When they say that Vance is “preparing” charges, they don’t mean he’s spitballing ideas with his deputies in a conference room. They’re already before a grand jury, per the Times: “The panel is expected to wrap up its work in the coming weeks, several of the people said, and prosecutors likely will ask the grand jurors to vote on charges shortly thereafter.” This is an “in case of pardon emergency, break glass” indictment, it seems. And the timing couldn’t be better. Logically, if anything’s going to set Trump off and get him to start handing out clemency in Russiagate, it’s the conclusion of Mueller’s probe — which may come next week. Vance is getting ready, just in case.

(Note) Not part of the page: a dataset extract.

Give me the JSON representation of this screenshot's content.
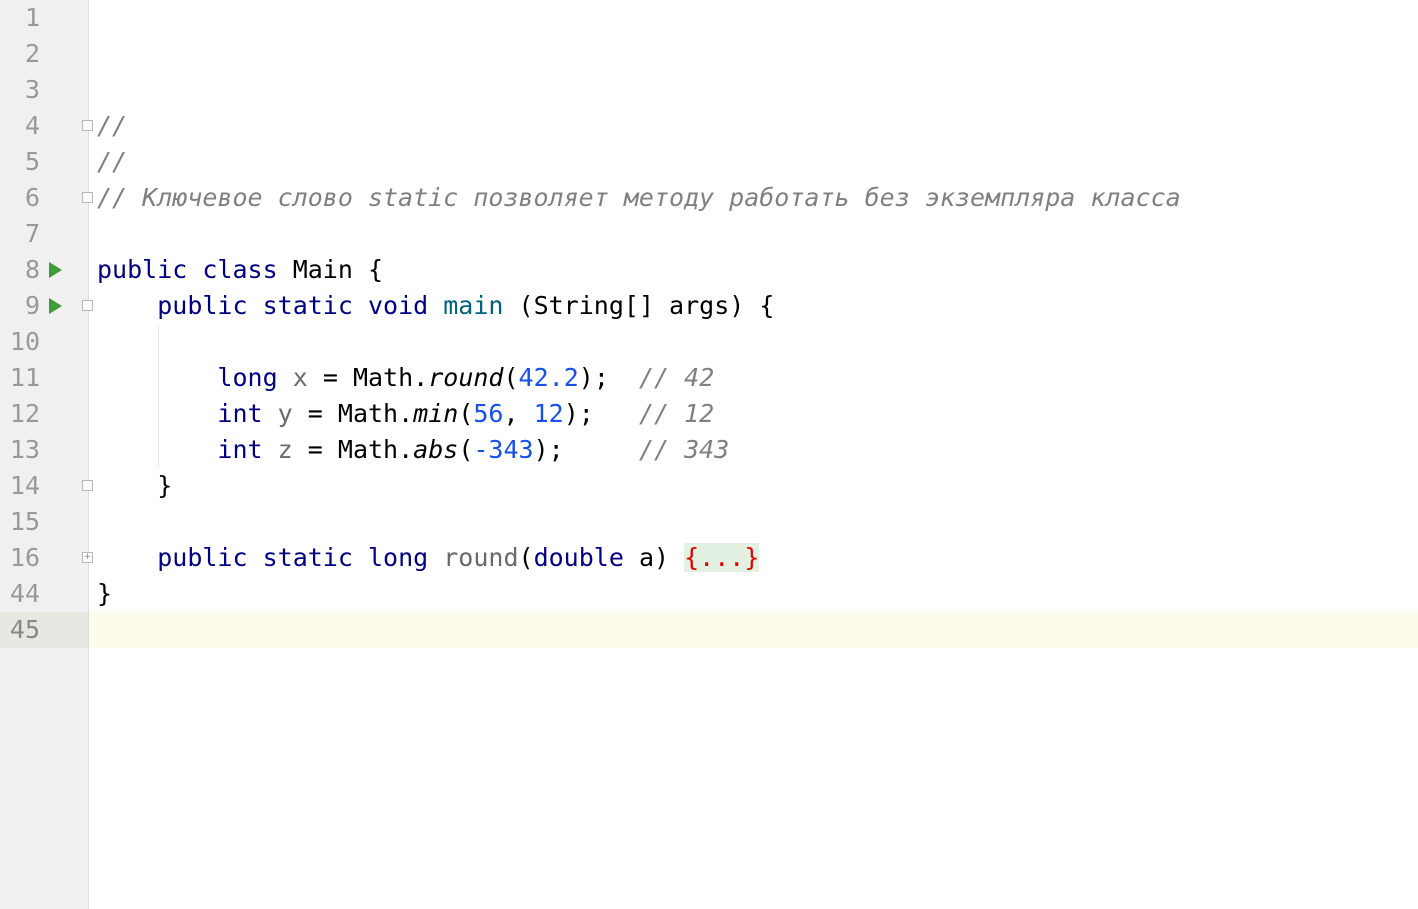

And he might have had help from Mueller. Reports of the special counsel coordinating with state prosecutors stretch back to the early months of the investigation. Mueller’s always understood that Trump might undo the federal convictions he obtains and that that might spill over to the state level via the Double Jeopardy Clause by barring prosecutions for the same crimes under state law. I wonder if we’ll find out eventually that Mueller deliberately didn’t charge defendants like Manafort with some crimes that overlap with state offenses in their home jurisdictions, hoping/expecting to preserve those offenses for local prosecutors just in case Trump blew up the federal case with a pardon. If Mueller thought he could nail Manafort on a variety of other charges, why risk “spoiling” charges that could be filed in New York by indicting Manafort on the federal versions of those crimes too?
Democrats in New York have been trying for months to get the state legislature to close the double jeopardy “loophole” there, which *might* bar state prosecutions in the event of a presidential pardon. Even though the president technically only has power to grant clemency for federal crimes, trying Manafort on the state equivalent of those federal crimes would mean he’d be facing a jury twice for the same basic offenses. Double jeopardy! I’ve never understood the logic of that argument, though, honestly. The prohibition on double jeopardy exists to prevent the state from retrying you after you’ve been acquitted. We don’t want to give the government do-overs on trying to put people behind bars; otherwise they might retry you forever until they find a jury willing to convict. Manafort, though, hasn’t been acquitted. He was convicted. A pardon would merely mean that the president had substituted his judgment for the jury’s judgment after the fact. Why should a sovereign state like New York be barred from seeking a conviction where probable cause exists to believe that a crime was committed just because one officer in a different level of government thinks his crony should go free? It’s absurd. Double jeopardy shouldn’t be used to bind states by federal acts of clemency.